28 de nov. de 2010

A polícia e os limites da atividade

Por Leonardo Sakamoto

Um colega de um grande veículo de comunicação me perguntou, na manhã de hoje, qual minha posição sobre uma discussão que ganhou algumas redações: por que a polícia não metralhou os 200 traficantes da Vila Cruzeiro quando estes corriam em fuga após a entrada dos blindados da Marinha na comunidade. Segundo ele, parte das opiniões culpou a “turma dos direitos humanos”, que iria chiar internacionalmente quando a contagem de corpos terminasse, manchando a imagem do Rio de Janeiro (como se o Estado precisasse de ajuda para isso).

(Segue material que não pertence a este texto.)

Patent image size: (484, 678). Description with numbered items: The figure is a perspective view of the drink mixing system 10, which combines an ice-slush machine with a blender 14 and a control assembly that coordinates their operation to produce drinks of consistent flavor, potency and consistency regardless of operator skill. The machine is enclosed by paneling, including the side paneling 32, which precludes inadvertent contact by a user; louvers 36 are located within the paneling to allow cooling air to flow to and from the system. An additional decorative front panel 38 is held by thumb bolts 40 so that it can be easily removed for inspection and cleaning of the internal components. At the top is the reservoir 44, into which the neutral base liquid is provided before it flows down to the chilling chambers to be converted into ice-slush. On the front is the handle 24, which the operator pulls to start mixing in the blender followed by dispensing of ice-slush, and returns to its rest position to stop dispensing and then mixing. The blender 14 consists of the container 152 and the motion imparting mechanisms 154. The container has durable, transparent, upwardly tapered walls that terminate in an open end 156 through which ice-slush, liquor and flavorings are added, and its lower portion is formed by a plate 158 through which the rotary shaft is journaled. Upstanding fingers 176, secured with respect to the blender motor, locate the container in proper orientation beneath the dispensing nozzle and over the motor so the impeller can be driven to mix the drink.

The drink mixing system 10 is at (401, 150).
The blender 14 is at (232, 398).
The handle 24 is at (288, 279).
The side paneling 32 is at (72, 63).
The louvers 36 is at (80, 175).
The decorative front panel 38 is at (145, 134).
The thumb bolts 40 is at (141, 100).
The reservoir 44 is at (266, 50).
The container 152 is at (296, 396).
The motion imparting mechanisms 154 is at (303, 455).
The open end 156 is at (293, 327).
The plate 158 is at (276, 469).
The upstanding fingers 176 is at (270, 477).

Outra acredita que as câmeras presentes nos helicópteros da Globo e da Record que sobrevoavam a área – e foram alvo de reclamações do Bope pelo twitter (ah, esse admirável mundo novo…) – impediram um massacre. Uma terceira falou das duas ao mesmo tempo.

De qualquer maneira, o problema em questão não é de que o “Estado não pode usar método de bandido sob o risco de se tornar aquilo que combate”, mas sim de que “droga, tem alguém olhando”. Muita gente torceu para que os criminosos em fuga fossem executados sumariamente. Ao mesmo tempo, parte da imprensa (e não estou falando dos programas sensacionalistas espreme-que-sai-sangue) parece vibrar a cada pessoa abatida na periferia, independentemente quem quer que seja. Jornalistas, cuja opinião respeito, optaram pela saída fácil do “isso é guerra e, na guerra, abre-se exceções aos direitos civis”, tudo em defesa de uma breve e discutível sensação de segurança. Afe.
Relembrar é viver: as batalhas do tráfico sempre aconteceram longe dos olhos da classe média e da mídia, uma vez que a imensa maioria dos corpos contabilizados sempre é de jovens, pardos, negros, pobres, que se matam na conquista de territórios para venda de drogas ou pelas leis do tráfico. Os mais ricos sentem a violência, mas o que chega neles não é nem de perto o que os mais pobres são obrigados a viver no dia-a-dia. Mesmo no pau que está comendo hoje no Rio, sabemos que a maioria dos mortos não é de rico da orla, da Lagoa, da Barra ou do Cosme Velho. Considerando que policiais, comunidade e traficantes são de uma mesma origem social, é uma batalha interna. Então, que morram, como disseram alguns leitores esquisitos que, de vez em quando, surgem neste blog feito encosto.
De tempos em tempos, essa violência causada pelo tráfico retorna com força ao noticiário, normalmente no momento em que ela desce o morro ou foge da periferia e no, decorrente, contra-ataque. Neste momento, alguns aproveitam a deixa para pedir a implantação de processos de “limpeza social”. Já bloqueei comentários que, praticamente, pediam que os moradores de favelas fossem retirados do Rio.
Quando a atual onda de violência acabar, gostaria que fossem tornados públicos os exames dos legistas. Afinal de contas, acertar um tiro na nuca de um suspeito no meio de um confronto armado demanda muita precisão do policial – e depois registrar o ocorrido como auto de resistência demanda criatividade. Em 2007, a polícia chegou chegando nos morros, cometendo barbaridades, sem diferenciar moradores e traficantes, sem perguntar quem era quem. Duas dezenas de pessoas morreram. Naquele momento, o Rio optou pelo caminho mais fácil do terrorismo de Estado ao invés de buscar mudanças estruturais (como garantir qualidade de vida à população para além de força policial dia e noite) para viabilizar os Jogos Panamericanos. Imagina agora com a Copa e as Olimpíadas então. Dose dupla.
Ninguém está defendendo o tráfico, muito menos traficantes (defendo a descriminalização das drogas como parte do processo de enfraquecimento dos traficantes, mas isso é história para outro post). O que está em jogo aqui é que tipo de Estado queremos e o tipo de sociedade que estamos nos tornando. Muitas das ações que estão ocorrendo vão criar uma sensação de segurança na população passageira e irreal, que vai durar até a próxima crise.